Understanding Fat and Calories

Now, I love nuts, and we all have read that nuts are healthy and packed with healthy fats, right? Well to a point, but this is one of those situations when we need to read the fine print. It’s important to understand the components of a food’s fat and caloric contents.

While nuts are high in healthy fats and protein, they are loaded with calories, mainly from the fat content. As an example:

  • 1 ounce of cashews = 157 calories, 12 grams fat, 9 grams of carbohydrates, and 5 grams of protein
  • 1 ounce of pistachios = 159 calories, 13 grams of fat, 8 grams of carbohydrates, and 6 grams of protein

The point is, we need to measure and account for this and everything else every day.

What about protein?

What should be the daily intake of protein?

Protein is a controversial subject. The recommended daily allowance (RDA) is established by the National Academy of Medicine indicating that protein is 0.8 grams per kilogram of body weight or 0.36 grams per pound of body weight.
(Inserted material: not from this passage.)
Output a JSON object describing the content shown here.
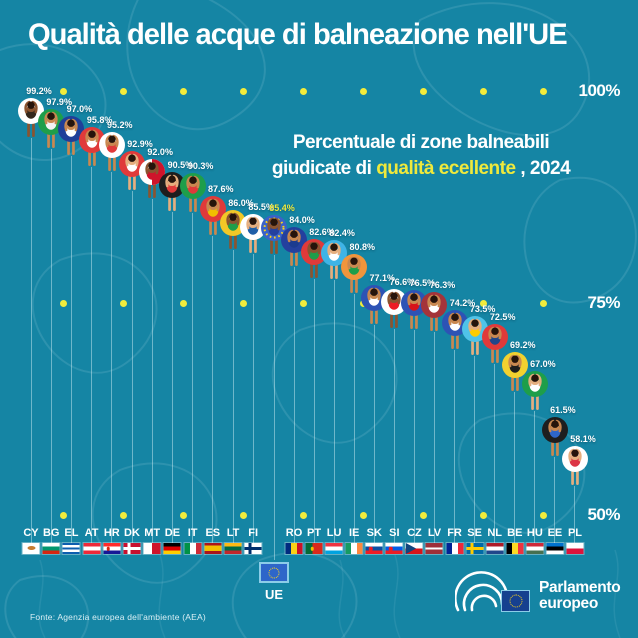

These numbers represent the amount of a nutrient you need to meet your basic nutritional requirements; the minimum amount you need to keep from getting sick and NOT the specific amount you are supposed to eat every day or to build muscle mass or recover from an illness.

Another set of guidelines that we could apply are a daily protein intake of about 0.45-0.55 grams per pound of body weight. According to research supported by members of the Protein Summit 2.0, this amount would be beneficial for healthy metabolic function, addressing the needs of aging adults or those attempting to gain muscle mass through strength training. About 10% to 35% of your total calories in a day should be protein.

These recommendations are like those I proposed in the Power of 5. By following these recommendations, spacing out intake to 4-5 times a day and limiting intake of 20-30 grams of per meal, we could achieve a reasonable goal. By consuming protein dense foods, lentils, mushrooms, nuts and seeds, eggs and fish, we could also limit those with high concentrations of carbs and fats.

More Plant-Based Protein Sources

It’s easy to find plant-based sources of protein at the grocery store. Just look at all these options! These foods also are high in fiber, vitamins, minerals, and other important nutrients.

  • Beans
  • Broccoli
  • Chickpeas
  • Greens
  • Lentils
  • Nut Butter
  • Nuts and Seeds
  • Peas
  • Potatoes
  • Quinoa
  • Seaweed
  • Soymilk
  • Spinach
  • Mushrooms
  • Tempeh
  • Tofu
  • Veggie Patties

Don’t Sabotage Your Diet

As we celebrate National Nutrition Month, it is a great time to reflect on what tools and gauges we are using such as (Lose It!, MyFitnessPal, and many others) and how we are fine tuning our own dietary intake to meet our goals for healthy weight, BMI, and waist size.